LAHORE: A unique initiative — ‘Zeenat Gaari’– has been launched in the city to help and empower the underprivileged women who struggle on a daily basis to make both ends meet.

Many women have been provided customised rickshaws (Zeenat Gaari) to help them start their own service. In addition, 10 women have been raised as general store owners.

Seed out, an NGO, in collaboration with the Coca Cola Company, launched the project at the Expo Centre on Thursday. Rickshaws and general store items were distributed among the women selected through the programme.

In our society where general stores are mostly run by men and rickshaws driven by male drivers, the project hopes to help the confident, determined women entrepreneurs eke out a living in a dignified way.

To ensure the safety of women and making the experience comfortable for them, the Zeenat Gaari has been carefully designed with features such as security gadgets, wifi and fans. To make them fit for a woman to drive, the rickshaws have also been made aesthetically pleasing by painting them cream and red.

The NGO, which has been working to alleviate poverty by raising micro entrepreneurs, felt it was about time they broke women stereotypes such as ‘women should not/or cannot work’.

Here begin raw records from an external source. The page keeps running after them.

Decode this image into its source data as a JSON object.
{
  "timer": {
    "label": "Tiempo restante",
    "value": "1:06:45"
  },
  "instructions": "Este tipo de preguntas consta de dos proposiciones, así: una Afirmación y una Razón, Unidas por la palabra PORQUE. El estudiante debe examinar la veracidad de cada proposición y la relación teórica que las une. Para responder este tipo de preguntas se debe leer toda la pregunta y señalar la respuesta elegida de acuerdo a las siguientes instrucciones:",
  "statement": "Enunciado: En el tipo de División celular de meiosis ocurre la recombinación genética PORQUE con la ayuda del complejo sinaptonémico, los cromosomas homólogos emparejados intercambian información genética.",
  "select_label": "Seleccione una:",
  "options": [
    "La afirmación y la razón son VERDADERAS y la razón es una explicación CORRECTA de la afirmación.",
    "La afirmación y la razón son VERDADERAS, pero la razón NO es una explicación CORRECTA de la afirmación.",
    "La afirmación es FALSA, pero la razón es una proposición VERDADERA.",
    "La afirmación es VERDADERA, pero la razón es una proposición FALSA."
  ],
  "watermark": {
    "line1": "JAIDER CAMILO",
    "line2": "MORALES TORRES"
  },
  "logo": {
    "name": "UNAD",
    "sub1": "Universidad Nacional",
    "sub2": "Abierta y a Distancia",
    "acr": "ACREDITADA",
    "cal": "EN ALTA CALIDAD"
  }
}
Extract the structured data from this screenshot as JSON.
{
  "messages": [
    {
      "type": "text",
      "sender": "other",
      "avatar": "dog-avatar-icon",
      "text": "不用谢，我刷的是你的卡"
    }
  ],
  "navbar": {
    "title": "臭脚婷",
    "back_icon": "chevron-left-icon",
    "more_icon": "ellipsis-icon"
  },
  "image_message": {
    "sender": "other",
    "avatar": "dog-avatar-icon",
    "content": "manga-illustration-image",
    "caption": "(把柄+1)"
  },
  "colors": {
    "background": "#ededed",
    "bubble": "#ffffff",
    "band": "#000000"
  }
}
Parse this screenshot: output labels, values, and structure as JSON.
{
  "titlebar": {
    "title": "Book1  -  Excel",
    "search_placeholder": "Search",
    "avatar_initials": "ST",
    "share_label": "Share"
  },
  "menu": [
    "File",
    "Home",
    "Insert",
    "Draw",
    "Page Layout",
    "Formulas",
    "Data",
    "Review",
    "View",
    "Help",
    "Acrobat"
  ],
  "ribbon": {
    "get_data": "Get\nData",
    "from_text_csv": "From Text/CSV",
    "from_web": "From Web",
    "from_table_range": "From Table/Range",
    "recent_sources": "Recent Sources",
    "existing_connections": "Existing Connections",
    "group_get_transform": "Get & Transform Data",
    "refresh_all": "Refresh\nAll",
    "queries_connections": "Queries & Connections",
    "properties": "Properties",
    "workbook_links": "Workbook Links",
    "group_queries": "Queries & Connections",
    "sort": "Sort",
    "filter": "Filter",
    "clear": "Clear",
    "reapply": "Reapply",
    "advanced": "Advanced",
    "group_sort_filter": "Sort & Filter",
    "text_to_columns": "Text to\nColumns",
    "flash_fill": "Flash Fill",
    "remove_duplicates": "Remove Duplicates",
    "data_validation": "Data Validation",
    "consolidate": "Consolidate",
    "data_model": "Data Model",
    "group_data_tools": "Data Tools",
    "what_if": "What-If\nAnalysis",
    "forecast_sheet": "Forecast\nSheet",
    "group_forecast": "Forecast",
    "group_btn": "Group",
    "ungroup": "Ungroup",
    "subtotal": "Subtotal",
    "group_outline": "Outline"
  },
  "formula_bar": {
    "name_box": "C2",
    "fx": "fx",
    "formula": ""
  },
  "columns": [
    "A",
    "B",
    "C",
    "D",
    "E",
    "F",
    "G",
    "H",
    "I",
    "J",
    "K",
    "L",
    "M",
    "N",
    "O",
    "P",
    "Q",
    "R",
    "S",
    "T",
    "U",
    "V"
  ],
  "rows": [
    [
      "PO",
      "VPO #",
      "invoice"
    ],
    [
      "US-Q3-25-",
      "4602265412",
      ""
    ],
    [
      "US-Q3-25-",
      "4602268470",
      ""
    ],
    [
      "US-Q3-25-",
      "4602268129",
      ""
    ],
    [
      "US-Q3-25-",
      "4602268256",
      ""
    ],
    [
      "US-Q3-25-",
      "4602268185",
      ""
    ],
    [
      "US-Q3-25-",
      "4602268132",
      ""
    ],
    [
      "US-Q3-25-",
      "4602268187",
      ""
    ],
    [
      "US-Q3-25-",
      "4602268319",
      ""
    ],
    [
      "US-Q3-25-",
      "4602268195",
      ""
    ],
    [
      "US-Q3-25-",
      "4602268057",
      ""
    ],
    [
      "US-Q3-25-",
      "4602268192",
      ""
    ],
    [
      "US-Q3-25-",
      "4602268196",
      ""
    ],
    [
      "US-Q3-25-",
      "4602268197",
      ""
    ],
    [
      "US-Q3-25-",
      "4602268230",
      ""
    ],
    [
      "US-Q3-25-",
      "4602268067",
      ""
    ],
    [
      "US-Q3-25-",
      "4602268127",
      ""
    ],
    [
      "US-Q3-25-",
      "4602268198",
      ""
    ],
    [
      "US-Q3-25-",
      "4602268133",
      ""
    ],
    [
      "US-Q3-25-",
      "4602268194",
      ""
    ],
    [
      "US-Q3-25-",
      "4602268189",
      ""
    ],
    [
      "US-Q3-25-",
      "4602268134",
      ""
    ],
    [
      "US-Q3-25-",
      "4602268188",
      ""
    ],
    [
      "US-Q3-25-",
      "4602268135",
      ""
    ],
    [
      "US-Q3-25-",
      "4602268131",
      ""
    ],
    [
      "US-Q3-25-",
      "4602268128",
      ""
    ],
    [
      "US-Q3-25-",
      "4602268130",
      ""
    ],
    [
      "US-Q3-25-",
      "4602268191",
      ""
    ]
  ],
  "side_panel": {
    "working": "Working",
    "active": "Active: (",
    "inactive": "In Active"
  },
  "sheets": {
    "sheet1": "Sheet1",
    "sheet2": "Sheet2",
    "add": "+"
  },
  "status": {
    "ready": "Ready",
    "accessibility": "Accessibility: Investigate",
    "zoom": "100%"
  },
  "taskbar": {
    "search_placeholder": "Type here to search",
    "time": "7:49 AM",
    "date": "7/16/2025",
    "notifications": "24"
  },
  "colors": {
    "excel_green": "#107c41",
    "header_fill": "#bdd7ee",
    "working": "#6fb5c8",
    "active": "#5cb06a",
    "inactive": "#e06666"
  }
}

While elaborating on the project, Zain Ashraf Mughal, the founder and president of the NGO, said: “This will revolutionize the concept of local transportation in Pakistan especially for women travelers and school going girls.” He added that “Seed Out is not only making these women independent rickshaw drivers but also providing them an income source they can earn with respect and dignity as well as ensuring they learn the right skills required through capacity building programmes.”

During the event, a documentary prepared by the beverage company, which offered a glimpse into the private lives of the entrepreneurs, clips from their training sessions with the NGO on how to drive the rickshaw and visit to the Super Asia factory to learn the mechanisms of the rickshaw, was shown. It visually captured the expressions and body language of the15 women entrepreneurs while simultaneously encapsulating the positive change it brought to their lives by giving them the freedom to run their own businesses.

The powerful documentary was followed by a distribution ceremony, where the rickshaws and general store items were formally handed over to the women entrepreneurs. As a way to show solidarity with the issue at hand, the women wore steel grey and red uniform and white duppata and added a pleasant feel to the evening.